Barcelonas »Pasionaria« zwischen den Fronten
Der Aufstand gegen das verhasste Establishment gehörte von Anfang an zum politischen Markenzeichen Ada Colaus. Schon bevor die scharfzüngige Aktivistin im Mai 2015 die Bürgermeisterwahl in Barcelona gewann, war sie als resolute Rebellin stadtbekannt gewesen.
Im Lebenslauf der „Pasionaria“Colau nimmt der Protest gegen die Elite einen dominanten Stellenwert ein: Bereits als Volksschülerin ging sie mit ihrer Mutter gegen die Regierung demonstrieren, als Teenager machte sie gegen den Golfkrieg mobil, später kämpfte sie gegen die Globalisierung. In Zeiten des spanischen Immobilienbooms, als Mietpreise auch in Barcelona in die Höhe gingen, konzentrierte sich Colau eher auf Lokales: Damals machte sie sich als Hausbesetzerin einen Namen. Als die Immobilienblase dann platzte und viele Barcelonesen von Zwangsräumungen bedroht waren, gründete sie eine Organisation, um diesen Menschen zu helfen. Dafür bekam sie 2013 den Europäischen Bürgerpreis des EUParlaments.
Als Vertreterin der Zivilgesellschaft präsentiert sich die 43-Jährige auch heute noch, einer Partei möchte sie nicht zugeordnet werden. Die Verfechterin einer direkten Demokratie will ja „von unten“das „morsche System“bekämpfen. Wobei die Nähe zur linkspopulistischen Podemos augenscheinlich ist, nicht nur in den Programmen: Die Partei unterstützte Colaus Plattform Barcelona en Comu´ bei der Bürgermeisterwahl. Verärgerte Unternehmer. In den ersten Jahren als Bürgermeisterin machte Colau ihrem Ruf als Kämpferin alle Ehre – und stieß dabei insbesondere Tourismusunternehmer vor den Kopf: Um den Massentourismus und steigende Wohnpreise in Barcelona zu drosseln, verhängte sie einen Baustopp für neue Hotels im Zentrum. Zudem dürfen keine Lizenzen mehr für private Touristenappartements vergeben werden.
Ada Colau.
Die 43-jährige Aktivistin hat 2015 überraschend die Bürgermeisterwahl in Barcelona gewonnen.
Bei der radikalsten aller Rebellionen in Katalonien machte Colau aber nicht mit: Als die katalanische Regionalregierung im Herbst die Trennung von Madrid in die Wege leiten wollte, stieg die Bürgermeisterin der katalanischen Hauptstadt auf die Bremse.
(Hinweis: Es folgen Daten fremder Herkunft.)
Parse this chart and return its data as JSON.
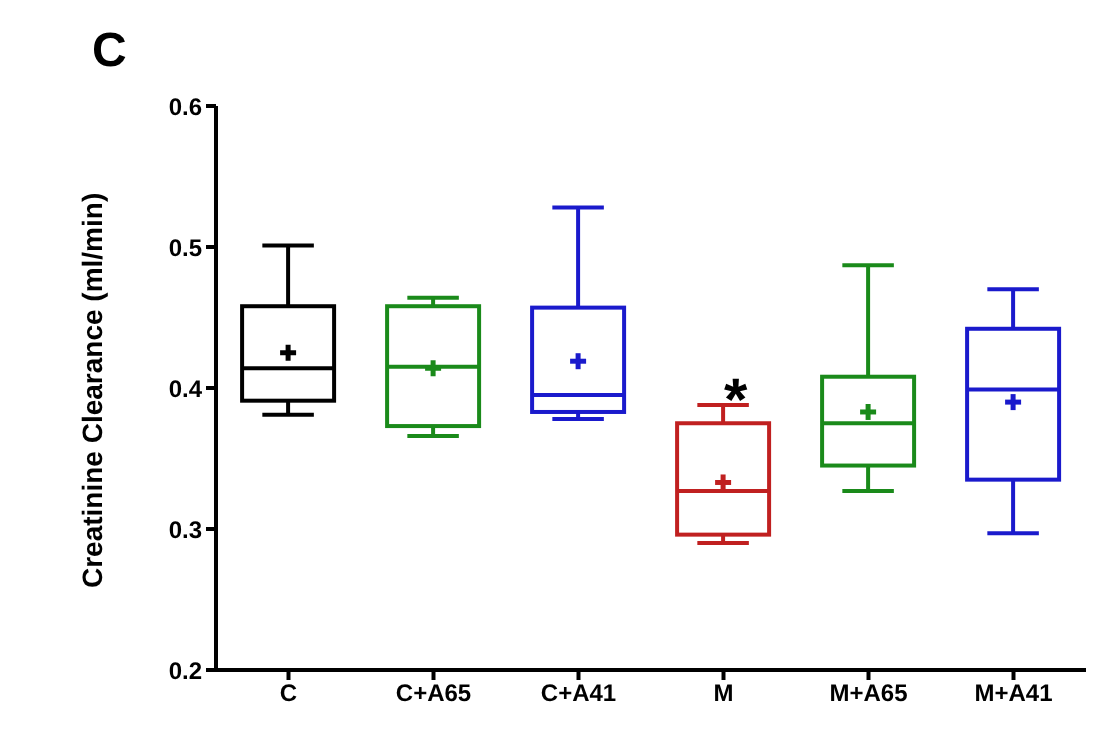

Ausgerechnet „Pasionaria“Colau wurde in der explosivsten Phase die mäßigende Stimme im Unabhängigkeitskonflikt: Sie kritisierte die radikale Haltung beider Seiten, rief zum Dialog auf, bot sich als Vermittlerin an. Bei jeder Gelegenheit erinnerte sie an den kosmopolitischen, weltoffenen Charakter ihrer Stadt. Die Bürgermeisterin lehnt ein unabhängiges Katalonien ab, wäre aber bereit, darüber abstimmen zu lassen.
Die Enkelin spanischer „Einwanderer“in Katalonien wird sich noch intensiver bemühen müssen, die Brücken zwischen Madrid und Barcelona wieder aufzubauen. Bei katalanischen Regionalwahlen im Dezember siegten erneut die Separatisten – der Konflikt geht in die nächste Runde.